REDD: {voiceover} Uh, Blue...
{Cut back to the computer room. Redd Laser is standing next to the desk.}
REDD: Do you happen to know why my underwear drawer just exploded? And why it was filled with gasoline?
BLUE LASER: {closeup} Look, I may or may not have turned your underwear drawer into a scaled down model of the Cheat Commandos' Headquarters. {cut back to a full view of the room} But what really matters right now is that you get out of my face!
REDD: Whatever. Go back to checking emails on that ancient computer Lemmy scammed you into buying.
BLUE LASER: Keep it up and I'll turn your face into a model of a broken skull!
{Redd sighs and walks away. Cut to the Blasty's screen.}
BLUE LASER: {typing} So what do you think, Skrubs? Those were surely enough favorites to satisfy you for at least a week! And if not, get a life, man!
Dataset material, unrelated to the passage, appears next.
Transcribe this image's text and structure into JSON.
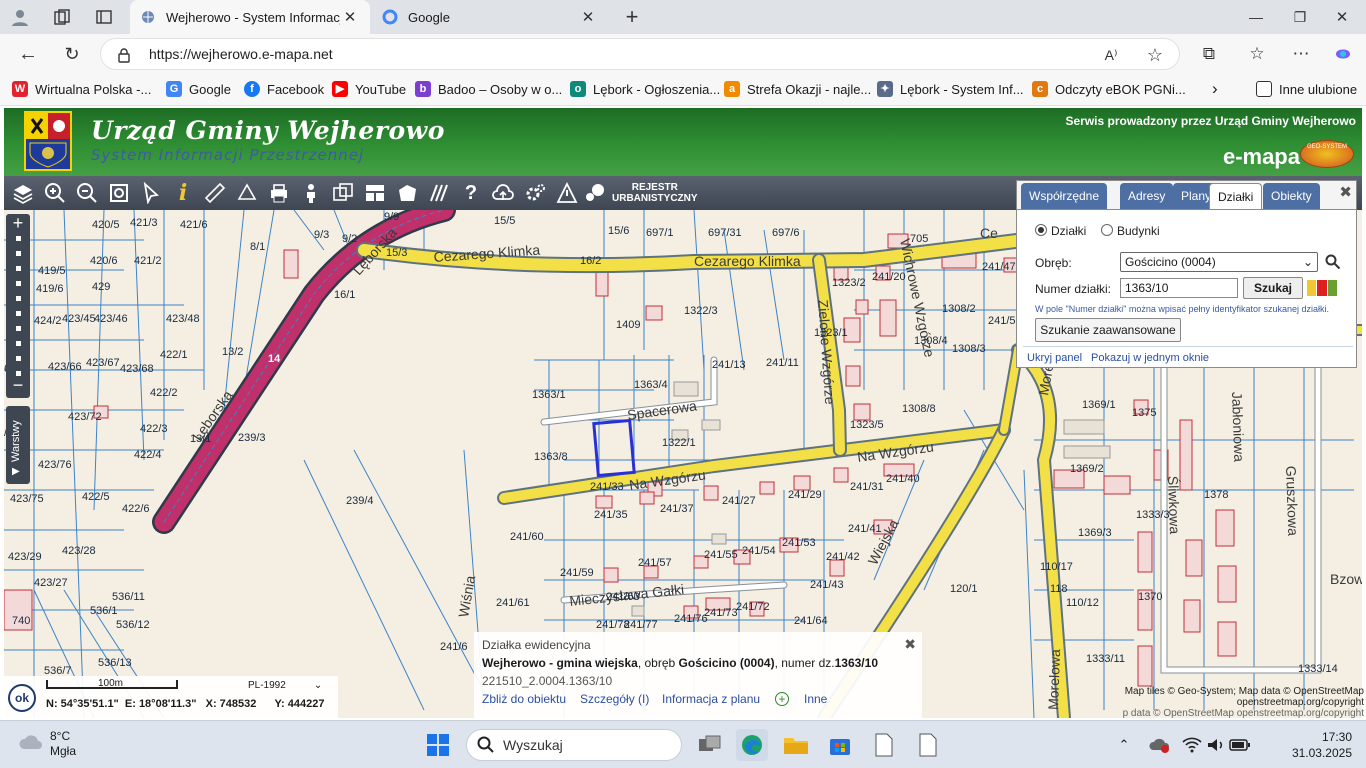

I'm not here to fulfill your every wish! Jeez!
(The Laserjet Paper comes down.}
BLUE LASER: {quietly} Mumblin', grumblin', greedy little waste of my time!
Easter Eggs
- At the end, click on "get a life" to see a scene with the Cheat Commandos.
{Gunhaver, Silent Rip, Fightgar, and Reynold are standing around a sock drawer in the Cheat Commandos' Headquarters.}
GUNHAVER: Alright, men! Pretend this sock drawer is Blue Laser Base! What are we gonna do?
SILENT RIP: Kick it!
FIGHTGAR: {simultaneously} Shoot it!
REYNOLD: {simultaneously} Buy it lunch!
Fun Facts
- Blue Laser's opening song is a reference to Because, It's Midnite.
- Miyamoto refers to Shigeru Miyamoto.